Biography
Bob Dylan is one of the world’s most influential cultural figures. During the past five decades he has released 48 albums and written over 600 songs including ‘Blowin’ In The Wind’, ‘The Times They Are A-Changin’’, ‘Like A Rolling Stone’, ‘Knockin’ On Heaven’s Door’ and ‘Make You Feel My Love’. Selling over 110 million records around the world, his songs have been covered more than 5,000 times by artists as diverse as the Byrds, the Rolling Stones, Duke Ellington, Jimi Hendrix, Keith Jarret, Guns N’ Roses, Stevie Wonder, Rod Stewart, the Red Hot Chili Peppers, Bob Marley, Pearl Jam, Bonnie Raitt, Neil Young and Adele.

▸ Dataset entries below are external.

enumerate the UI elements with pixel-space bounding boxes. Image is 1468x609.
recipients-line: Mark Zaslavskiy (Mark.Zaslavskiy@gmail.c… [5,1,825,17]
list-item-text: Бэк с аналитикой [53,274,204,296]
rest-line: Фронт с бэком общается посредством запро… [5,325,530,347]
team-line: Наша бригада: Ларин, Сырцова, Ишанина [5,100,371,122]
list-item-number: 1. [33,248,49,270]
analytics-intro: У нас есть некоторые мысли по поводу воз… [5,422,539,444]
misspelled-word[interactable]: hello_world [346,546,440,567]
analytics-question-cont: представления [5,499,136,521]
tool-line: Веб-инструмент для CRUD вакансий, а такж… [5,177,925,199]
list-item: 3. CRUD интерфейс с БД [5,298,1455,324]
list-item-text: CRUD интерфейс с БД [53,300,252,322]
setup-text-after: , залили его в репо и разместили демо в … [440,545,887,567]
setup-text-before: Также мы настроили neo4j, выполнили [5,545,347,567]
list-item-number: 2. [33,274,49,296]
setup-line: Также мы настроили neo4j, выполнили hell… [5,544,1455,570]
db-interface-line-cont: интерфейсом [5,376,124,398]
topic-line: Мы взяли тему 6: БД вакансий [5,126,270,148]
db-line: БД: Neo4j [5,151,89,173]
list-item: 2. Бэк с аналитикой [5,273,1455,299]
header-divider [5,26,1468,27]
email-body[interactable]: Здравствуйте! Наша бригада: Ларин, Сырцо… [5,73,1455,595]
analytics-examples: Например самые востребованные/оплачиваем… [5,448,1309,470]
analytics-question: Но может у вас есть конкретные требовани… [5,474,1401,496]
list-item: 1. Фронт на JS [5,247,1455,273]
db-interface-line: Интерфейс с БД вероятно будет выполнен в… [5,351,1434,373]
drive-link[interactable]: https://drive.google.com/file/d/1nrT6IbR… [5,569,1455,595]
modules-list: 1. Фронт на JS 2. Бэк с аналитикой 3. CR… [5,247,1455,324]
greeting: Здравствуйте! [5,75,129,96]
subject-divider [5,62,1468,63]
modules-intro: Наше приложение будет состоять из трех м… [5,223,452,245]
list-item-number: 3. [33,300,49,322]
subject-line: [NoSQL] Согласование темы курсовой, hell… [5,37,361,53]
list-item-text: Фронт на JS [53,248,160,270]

Dylan’s music has been recognised and honoured with many awards around the world, among them an honorary doctorate of music from Princeton University, New Jersey, in 1970 and another from the University of St Andrews, Scotland, in 2004. In 1988 he was inducted into the Rock and Roll Hall of Fame, and he received a Grammy Lifetime Achievement Award in 1991. His song ‘Things Have Changed’ from the film Wonder Boys (2000) won him an Academy Award in 2001. Dylan has been on a late career streak since 1997, when his Time Out Of Mind album gained three Grammy Awards, including Album of the Year. He received a special Pulitzer Prize Citation in 2008 for his ‘profound impact on popular music and American culture, marked by lyrical compositions of extraordinary poetic power’. In 2012 he was awarded the Presidential Medal of Freedom, America’s highest civilian accolade. From his performances in Greenwich Village coffee houses, festivals and rallies in the early 1960s to his stadium concerts of the 1970s and his subsequent worldwide tours, Dylan has built his musical reputation on the strength of his live appearances. He has played no fewer than 100
shows a year since 1988 and has performed alongside other major artists such as Joan Baez, Tom Petty, George Harrison, the Grateful Dead, Eric Clapton, the Rolling Stones, Norah Jones, Bono, Jack White and Bruce Springsteen. Although Dylan is best known as a singer and song-writer, he is also a writer, film director, actor, radio broadcaster and visual artist. His experimental collection of writings, Tarantula , was published in 1970 and his autobiography, Chronicles: Volume One (2004), became an international bestseller. Dylan has both directed and acted in a number of films, making his first appearance in Pat Garrett and Billy the Kid (1973) and more recently co- writing and starring in Masked and Anonymous (2003). A collection of his drawings and sketches made while on a tour of America, Europe and Asia between 1989 and 1992 was published as Drawn Blank in 1994. These pieces were reworked and first exhibited in Germany (2007), and then at the Halcyon Gallery, London (2008). In 2010 the National Museum of Copenhagen featured his Brazil Series , and in 2013 his exhibition Face Value opened at London’s National Portrait Gallery.